The NY times praises John Kerry for his ideas on Iraq.
This feature of the Kerry proposal draws on the pattern of international oversight in Bosnia. While far from perfect, Bosnia's transition has worked out a lot better than Iraq's and elicited far wider international cooperation.
The funny thing is that if you look at the list of countries participating in Bosnia's reconstruction, it's a shorter list than the number of countires in the Iraq coalition. I guess the Times just doesn't like our current list of friends.
And about those "torture" pictures:
The Bush administration, meanwhile, clings to the unworkable notion of an American-controlled transition, an idea that grows ever more out of touch with reality as the news of the revolting abuses at Abu Ghraib prison overwhelms any remaining Iraqi faith in Washington's good intentions.

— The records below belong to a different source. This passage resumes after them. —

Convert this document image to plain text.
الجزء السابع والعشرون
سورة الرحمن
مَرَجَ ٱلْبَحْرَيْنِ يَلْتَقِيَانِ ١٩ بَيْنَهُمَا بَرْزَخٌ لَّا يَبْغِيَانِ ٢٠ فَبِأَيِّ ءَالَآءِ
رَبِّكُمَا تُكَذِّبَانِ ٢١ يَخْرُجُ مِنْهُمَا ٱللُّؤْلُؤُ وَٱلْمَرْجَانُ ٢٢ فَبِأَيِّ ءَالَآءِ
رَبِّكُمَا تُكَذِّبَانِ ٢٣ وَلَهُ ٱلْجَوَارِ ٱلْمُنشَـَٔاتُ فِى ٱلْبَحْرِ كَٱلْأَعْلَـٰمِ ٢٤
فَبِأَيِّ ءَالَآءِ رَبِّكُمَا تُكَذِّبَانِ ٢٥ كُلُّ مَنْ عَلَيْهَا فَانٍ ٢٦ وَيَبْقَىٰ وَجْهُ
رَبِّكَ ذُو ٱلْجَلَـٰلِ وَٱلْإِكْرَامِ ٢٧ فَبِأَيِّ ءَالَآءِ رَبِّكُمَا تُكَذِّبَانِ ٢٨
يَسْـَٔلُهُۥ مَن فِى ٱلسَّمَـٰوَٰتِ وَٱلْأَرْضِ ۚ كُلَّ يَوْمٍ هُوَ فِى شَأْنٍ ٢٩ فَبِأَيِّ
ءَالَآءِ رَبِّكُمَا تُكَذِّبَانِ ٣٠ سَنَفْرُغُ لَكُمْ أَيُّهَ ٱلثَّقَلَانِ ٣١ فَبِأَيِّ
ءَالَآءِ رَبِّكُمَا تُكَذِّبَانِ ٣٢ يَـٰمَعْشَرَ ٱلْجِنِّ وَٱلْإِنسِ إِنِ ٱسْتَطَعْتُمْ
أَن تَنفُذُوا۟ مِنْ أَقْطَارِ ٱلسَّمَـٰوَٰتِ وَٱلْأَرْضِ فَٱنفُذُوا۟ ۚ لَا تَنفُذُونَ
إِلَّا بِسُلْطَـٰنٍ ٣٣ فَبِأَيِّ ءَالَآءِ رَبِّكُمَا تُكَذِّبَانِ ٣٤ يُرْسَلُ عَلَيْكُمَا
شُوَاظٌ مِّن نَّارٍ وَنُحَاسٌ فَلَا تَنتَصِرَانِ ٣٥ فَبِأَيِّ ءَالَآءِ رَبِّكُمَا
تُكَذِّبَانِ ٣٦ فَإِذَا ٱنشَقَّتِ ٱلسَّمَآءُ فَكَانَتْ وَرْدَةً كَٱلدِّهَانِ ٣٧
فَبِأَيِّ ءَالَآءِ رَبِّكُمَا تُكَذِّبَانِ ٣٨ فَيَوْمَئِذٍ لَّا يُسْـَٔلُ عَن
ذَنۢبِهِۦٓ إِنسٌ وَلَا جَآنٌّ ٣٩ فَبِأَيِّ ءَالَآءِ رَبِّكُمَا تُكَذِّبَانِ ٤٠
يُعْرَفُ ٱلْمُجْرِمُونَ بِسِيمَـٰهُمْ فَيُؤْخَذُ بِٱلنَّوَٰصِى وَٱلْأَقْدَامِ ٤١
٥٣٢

What interests me here is that it is indeed "the news of" the abuses in Iraqi prisons that is causing the problem, not the actions themselves becuase we don't really know what really happened yet. While we don't know how or why the various news organizations came to obtain these photos, it is certainly worth asking about the decision to publish them. Journalist egos aside, if you knew that publishing these photos (wrong as some of the actions were) would undermine the war effort psychologically, reflect badly on the country as a whole and perhaps put our troops in harms way, what reason do you have to publish them? To get to the truth about these isolated incidents? Tell that to the Iraqis after they lose their only chance at freedom and revert to anarchy.
And honestly, if these Iraqis are guilty (informally speaking) of taking up arms in support of radical Islam or want to go back to the good ol' Saddam days, putting women's underwear on their heads and taking pictures of them naked is the least they deserve. In the olden days of war, they would have just been killed. The nicer we are, the more we open ourselves up to criticism on things like detentions or that we're not giving out enough humanitarian aid.
Another funny thing is that for those who complain about how much money the war effort costs, it's precisely because we are trying to operate morally. If we just carpet bombed the holdout cities until everyone surrendered, we'd be done in a few days and everyone could go home. Instead we spend money on detention facilities, door-to-door urban fighting technologies and building schools. I agree with doing things this way, but let's not be hypocrites. It costs money and American blood to fight nicely.